Restituam ao silêncio a aurora de um dia que não manche as ruas de sangue. Todo o resto – fronteiras, estratégias, bandeiras infladas pela propaganda – é névoa destinada a dissipar-se.Só restará uma pergunta: "Salvei ou matei a humanidade que me foi confiada?" Que a resposta não seja mais uma sirene na noite. Convertam os planos de batalha em planos de semeadura, os discursos de poder em discursos de cuidado. Sentem-se ao lado de mães que vasculham os escombros para salvar um bichinho de pelúcia: vocês descobrirão que a estratégia suprema é impedir que uma criança perca a infância. Levem o cheiro de pedras queimadas para dentro de seus palácios: deixem que impregne os tapetes, lembrando a cada passo que ninguém se salva sozinho e que o único caminho seguro é trazer cada homem de volta para casa inteiro de corpo e coração. A nós, povo que lê, cabe o dever de não desistir. A paz brota na sala de estar - um sofá que se alonga; na cozinha - uma panela que se duplica; na rua - uma mão que se estende. Gestos humildes, obstinados: "você vale", sussurrado àquele que o mundo descarta. O grão de mostarda é mínimo, mas se torna uma árvore. Assim é o Evangelho: duro como pedra, tenro como o primeiro choro. Exige uma escolha clara: construtores da vida ou cúmplices do mal. Não há terceiras vias. Dobre, Cristo, o orgulho dos poderosos, convide os forjadores de armas a dobrar o ferro em pás, convoque todas as consciências a se abrirem e a defenderem o frágil com a teimosia de quem sabe que o bem é moeda que não se desvaloriza. Cada minuto de atraso grava um novo nome no mármore.
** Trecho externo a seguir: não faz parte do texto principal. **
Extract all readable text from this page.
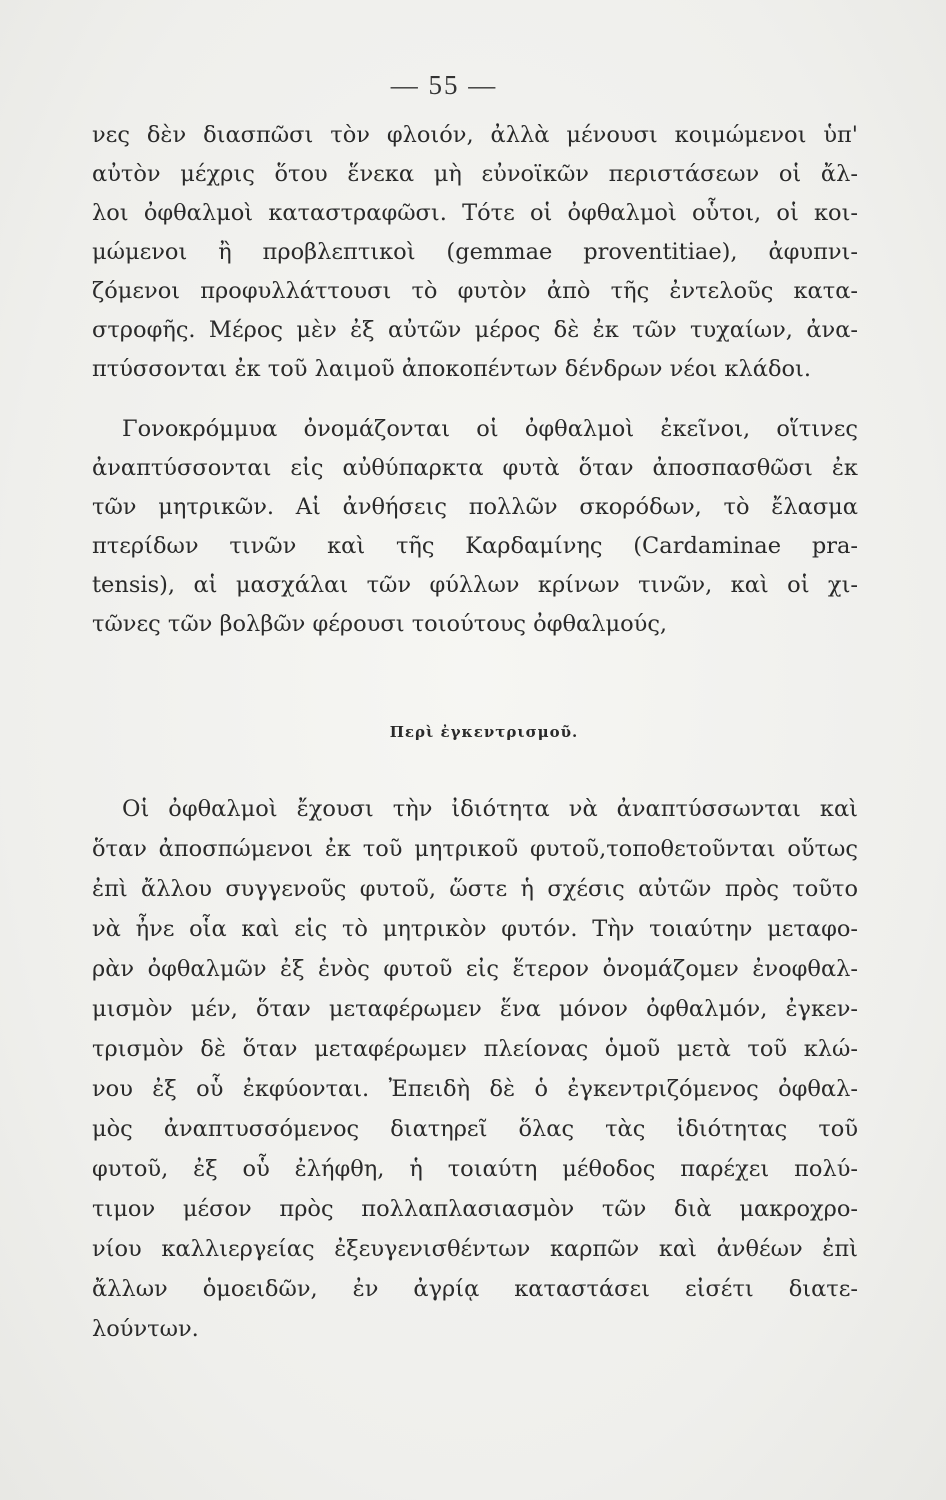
— 55 —
νες δὲν διασπῶσι τὸν φλοιόν, ἀλλὰ μένουσι κοιμώμενοι ὑπ'
αὐτὸν μέχρις ὅτου ἕνεκα μὴ εὐνοϊκῶν περιστάσεων οἱ ἄλ-
λοι ὀφθαλμοὶ καταστραφῶσι. Τότε οἱ ὀφθαλμοὶ οὗτοι, οἱ κοι-
μώμενοι ἢ προβλεπτικοὶ (gemmae proventitiae), ἀφυπνι-
ζόμενοι προφυλλάττουσι τὸ φυτὸν ἀπὸ τῆς ἐντελοῦς κατα-
στροφῆς. Μέρος μὲν ἐξ αὐτῶν μέρος δὲ ἐκ τῶν τυχαίων, ἀνα-
πτύσσονται ἐκ τοῦ λαιμοῦ ἀποκοπέντων δένδρων νέοι κλάδοι.
Γονοκρόμμυα ὀνομάζονται οἱ ὀφθαλμοὶ ἐκεῖνοι, οἵτινες
ἀναπτύσσονται εἰς αὐθύπαρκτα φυτὰ ὅταν ἀποσπασθῶσι ἐκ
τῶν μητρικῶν. Αἱ ἀνθήσεις πολλῶν σκορόδων, τὸ ἔλασμα
πτερίδων τινῶν καὶ τῆς Καρδαμίνης (Cardaminae pra-
tensis), αἱ μασχάλαι τῶν φύλλων κρίνων τινῶν, καὶ οἱ χι-
τῶνες τῶν βολβῶν φέρουσι τοιούτους ὀφθαλμούς,
Περὶ ἐγκεντρισμοῦ.
Οἱ ὀφθαλμοὶ ἔχουσι τὴν ἰδιότητα νὰ ἀναπτύσσωνται καὶ
ὅταν ἀποσπώμενοι ἐκ τοῦ μητρικοῦ φυτοῦ,τοποθετοῦνται οὕτως
ἐπὶ ἄλλου συγγενοῦς φυτοῦ, ὥστε ἡ σχέσις αὐτῶν πρὸς τοῦτο
νὰ ἦνε οἷα καὶ εἰς τὸ μητρικὸν φυτόν. Τὴν τοιαύτην μεταφο-
ρὰν ὀφθαλμῶν ἐξ ἑνὸς φυτοῦ εἰς ἕτερον ὀνομάζομεν ἐνοφθαλ-
μισμὸν μέν, ὅταν μεταφέρωμεν ἕνα μόνον ὀφθαλμόν, ἐγκεν-
τρισμὸν δὲ ὅταν μεταφέρωμεν πλείονας ὁμοῦ μετὰ τοῦ κλώ-
νου ἐξ οὗ ἐκφύονται. Ἐπειδὴ δὲ ὁ ἐγκεντριζόμενος ὀφθαλ-
μὸς ἀναπτυσσόμενος διατηρεῖ ὅλας τὰς ἰδιότητας τοῦ
φυτοῦ, ἐξ οὗ ἐλήφθη, ἡ τοιαύτη μέθοδος παρέχει πολύ-
τιμον μέσον πρὸς πολλαπλασιασμὸν τῶν διὰ μακροχρο-
νίου καλλιεργείας ἐξευγενισθέντων καρπῶν καὶ ἀνθέων ἐπὶ
ἄλλων ὁμοειδῶν, ἐν ἀγρίᾳ καταστάσει εἰσέτι διατε-
λούντων.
Que esta página – despida de retórica, áspera de Evangelho – se torne um espelho: quem se olha nela decida se permanecer servo da violência ou se tornar servo dos seus irmãos. Deus do respiro negado, arranca a mesa aos senhores que vendem o mundo a golpes de cúpulas. Inverte as suas cartas de ferro: que o chumbo espalhado volte a ser torrão, que o balanço armado se torne berço. Oferece aos poderosos o espelho que não sabem quebrar: o rosto de uma criança sem noite, o tremor de um médico que ficou sem luz. Faz com que não consigam desviar o olhar até que o privilégio se transforme em vergonha e a vergonha em justiça. Lembre-nos de que a carne vale mais que o emblema, que quem lucra com o sangue cava a própria cova, que a aurora não pertence a quem tem canhões, mas a quem guarda um abraço. Silencie as sirenes, dobre as bandeiras inchadas de barulho e devolva-nos um silêncio capaz de fazer florescer o futuro.